Книгу В.Астафьева «Последний поклон» критики называют из-за длительности ее создания «вечной книгой». Она состоит из отдельных глав–рассказов, действие которых начинается в конце 20-х годов и заканчивается после войны. Книга во многом носит автобиографический характер. Прослеживая судьбу мальчишки – сироты Вити, – писатель выявляет истоки нравственности, несгибаемого характера русского человека, прошедшего и через «великий перелом» с его неисчислимыми бедствиями, и отстоявшего свою землю от фашизма, не уронившего достоинства и чести.
Повествование в книге ведется от лица героя-рассказчика, через описания, воспоминания, диалоги воссоздаются образы персонажей. Хранительницей народной морали, народной памяти в романе являются дед и бабушка Вити – Екатерина Петровна, прозванная «генералом». Ей до всего было дело, – вспоминает Витя, – до соседей, до села, до всех людей своего рода, до всей округи. Бабушка и дед мальчика в воспоминаниях героя-рассказчика создают образы и характеры неутомимых тружеников. «С малых лет в работе, в труде вся», – говорит Екатерина Петровна. В труде видит Екатерина Петровна радость, и мальчика приучает к радостям жизни – посадить дерево за домом, в темноте «на ощупь» распознавать травы, перебрать картошку. Через описание, воспоминания, оживления в памяти бесед, разговоров с людьми деревни, их осмысление в процессе становления, возмужания автобиографического героя-рассказчика показана и коллективизация в сибирской деревне и раскулачивание, выявлены нравственные потери, связанные с социальными переменами, и разрушением традиционного уклада жизни. Так, платоновские традиции в описании «тревоги бедных деревень», растлевающего воздействия классовой нетерпимости рассмотренные в романе А.Платонова «Чевенгур» , явно ощутимы в речи бабушки героя-рассказчика, переданные через его воспоминания: «Ганька Болтухин, Шимка Вершков, Танька наша, да и все горлопаны согнали скотину в одну кучу, думали вокруг нее плясать, да речи говорить будут, а коровы им молока за это. Не-эт, не зря говорено: хозяйство вести – не штанами трясти. Вокруг скотины не токо напляшешься, но и напашешься, и наплачешься. Корова на дворе – харч на столе, да у ей, у коровы-то, молоко на языке, ее поить-кормить надобно, да чтоб с руки, с ласковой, да чтоб обиходно, чтоб пастух не каторжанец, чтобы сена зелены, солома ворохлива... О-хо-хо! Че будет?»

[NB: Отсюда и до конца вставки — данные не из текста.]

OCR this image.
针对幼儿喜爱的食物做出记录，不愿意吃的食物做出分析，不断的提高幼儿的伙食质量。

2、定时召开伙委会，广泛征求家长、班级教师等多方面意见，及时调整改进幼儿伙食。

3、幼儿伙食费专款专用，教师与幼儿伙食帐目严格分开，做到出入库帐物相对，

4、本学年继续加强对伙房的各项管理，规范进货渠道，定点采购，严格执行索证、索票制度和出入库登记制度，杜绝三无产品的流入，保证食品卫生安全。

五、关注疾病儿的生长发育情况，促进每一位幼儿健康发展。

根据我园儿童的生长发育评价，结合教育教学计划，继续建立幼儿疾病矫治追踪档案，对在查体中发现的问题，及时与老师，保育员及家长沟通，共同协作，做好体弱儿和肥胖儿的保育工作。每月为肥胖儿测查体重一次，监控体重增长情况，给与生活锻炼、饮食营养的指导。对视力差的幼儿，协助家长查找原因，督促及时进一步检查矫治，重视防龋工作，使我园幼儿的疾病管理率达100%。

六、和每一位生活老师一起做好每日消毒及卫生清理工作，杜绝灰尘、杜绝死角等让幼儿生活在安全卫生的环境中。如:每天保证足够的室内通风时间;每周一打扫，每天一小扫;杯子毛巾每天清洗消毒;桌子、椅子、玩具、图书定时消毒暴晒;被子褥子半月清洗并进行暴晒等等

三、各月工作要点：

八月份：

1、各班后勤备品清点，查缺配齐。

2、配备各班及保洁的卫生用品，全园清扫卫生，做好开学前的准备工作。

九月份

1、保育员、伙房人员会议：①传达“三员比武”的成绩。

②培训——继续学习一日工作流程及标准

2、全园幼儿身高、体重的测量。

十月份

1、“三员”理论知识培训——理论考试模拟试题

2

Много испытаний будет у мальчика на пути к взрослению, – пройдет он и через предательство отца, занятого после лагеря Беломорканала только новой семьей, пройдет через воровство, через «закон джунглей» шпаны («На нож хаживал, кирпичом мне голову раскалывали, каменюками, дрынами и всякими другими предметами били»).
Царившая в стране система стремилась подавить в мальчике личность. Но он сумел сохранить свою душу, пройти через войну, испытать радость победы. «И в сердце моем, да и в моем ли только глубокой отметиной врубится вера: за чертой победной весны осталось всякое зло; и ждут нас встречи с людьми только добрыми, с делами только славными. Да простится мне и всем мои побратимам эта святая наивность – мы так много истребили зла, что имели право верить: на земле его больше не осталось».(выделено – В.С.).

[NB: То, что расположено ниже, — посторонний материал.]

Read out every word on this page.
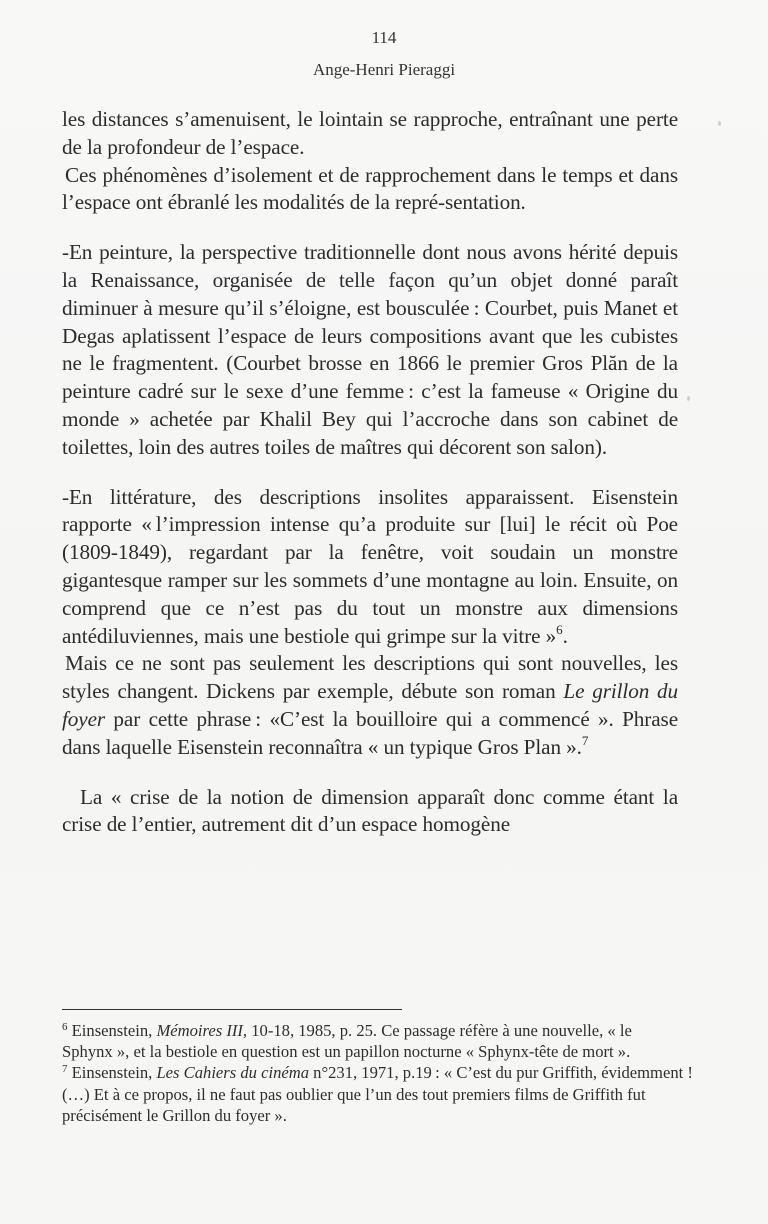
114
Ange-Henri Pieraggi

les distances s’amenuisent, le lointain se rapproche, entraînant une perte de la profondeur de l’espace.

Ces phénomènes d’isolement et de rapprochement dans le temps et dans l’espace ont ébranlé les modalités de la repré-sentation.

-En peinture, la perspective traditionnelle dont nous avons hérité depuis la Renaissance, organisée de telle façon qu’un objet donné paraît diminuer à mesure qu’il s’éloigne, est bousculée : Courbet, puis Manet et Degas aplatissent l’espace de leurs compositions avant que les cubistes ne le fragmentent. (Courbet brosse en 1866 le premier Gros Plăn de la peinture cadré sur le sexe d’une femme : c’est la fameuse « Origine du monde » achetée par Khalil Bey qui l’accroche dans son cabinet de toilettes, loin des autres toiles de maîtres qui décorent son salon).

-En littérature, des descriptions insolites apparaissent. Eisenstein rapporte « l’impression intense qu’a produite sur [lui] le récit où Poe (1809-1849), regardant par la fenêtre, voit soudain un monstre gigantesque ramper sur les sommets d’une montagne au loin. Ensuite, on comprend que ce n’est pas du tout un monstre aux dimensions antédiluviennes, mais une bestiole qui grimpe sur la vitre »$^6$.

Mais ce ne sont pas seulement les descriptions qui sont nouvelles, les styles changent. Dickens par exemple, débute son roman Le grillon du foyer par cette phrase : «C’est la bouilloire qui a commencé ». Phrase dans laquelle Eisenstein reconnaîtra « un typique Gros Plan ».$^7$

La « crise de la notion de dimension apparaît donc comme étant la crise de l’entier, autrement dit d’un espace homogène

$^6$ Einsenstein, Mémoires III, 10-18, 1985, p. 25. Ce passage réfère à une nouvelle, « le Sphynx », et la bestiole en question est un papillon nocturne « Sphynx-tête de mort ».

$^7$ Einsenstein, Les Cahiers du cinéma n°231, 1971, p.19 : « C’est du pur Griffith, évidemment ! (…) Et à ce propos, il ne faut pas oublier que l’un des tout premiers films de Griffith fut précisément le Grillon du foyer ».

Финальная часть романа называется «Последний поклон». Она повествует о встрече героя – солдата-победителя – с бабушкой. «Задами пробрался я к нашему дому. Мне хотелось первой встретить бабушку и оттого я не пошел улицей».
Осмысление войны, ее враждебности самой жизни переплетается у писателя с бесконечно дорогим образом матери – «Почти пятнадцать лет прошло с тех пор, я вырос, на войну сходил. Но все не верится, что мамы нет и никогда не будет». Родная земля неотделима в сознании героя и от образа бабушки – Екатерины Петровны, прозванной «генералом», перед которой он благоговеет. («Только через порог переступлю, непременно гаркну: «Здравия желаю, товарищ генерал». – Она аж присядет и с испугу уронит чего-нибудь. «О, чтоб тя, окаянного, приподняло да шлепнуло!» – скажет. Так и скажет. Я-то уж знаю свою бабушку!»)
Через описание автобиографического героя-рассказчика, непосредственный авторский голос в романе пропет гимн человеческому дому: «Буря пролетела над землей! Смешались и перепутались миллионы человеческих судеб, исчезли и появились новые государства, фашизм, грозивший роду человеческому смертью, подох, а тут как висел настенный шкафик из досок и на нем ситцевая занавеска в крапинку, так и висит; как стояли чугунки и синяя кружка на припечке, так и стоят; как торчали за настенной дощечкой вилки, ложки, ножик, так они и торчат, только вилок и ложек мало, ножик с обломанным носком, и не пахло в кути квашенкой, коровьим пойлом и вареными картошками, а так все как было, даже бабушка на привычном месте, с привычным делом в руках». Магнетизм повествования в языке описания, в его художественном совершенстве, в внимании к художественной детали, тщательном выборе лексики( настенный шкафик, ложки, ножик, вилка, квашенка, запахи и т.д.), лексики, сфокусировавшей главные, неистребимые общечеловеческие ценности, противостоящие фашизму с его угрозой смерти человеческому роду.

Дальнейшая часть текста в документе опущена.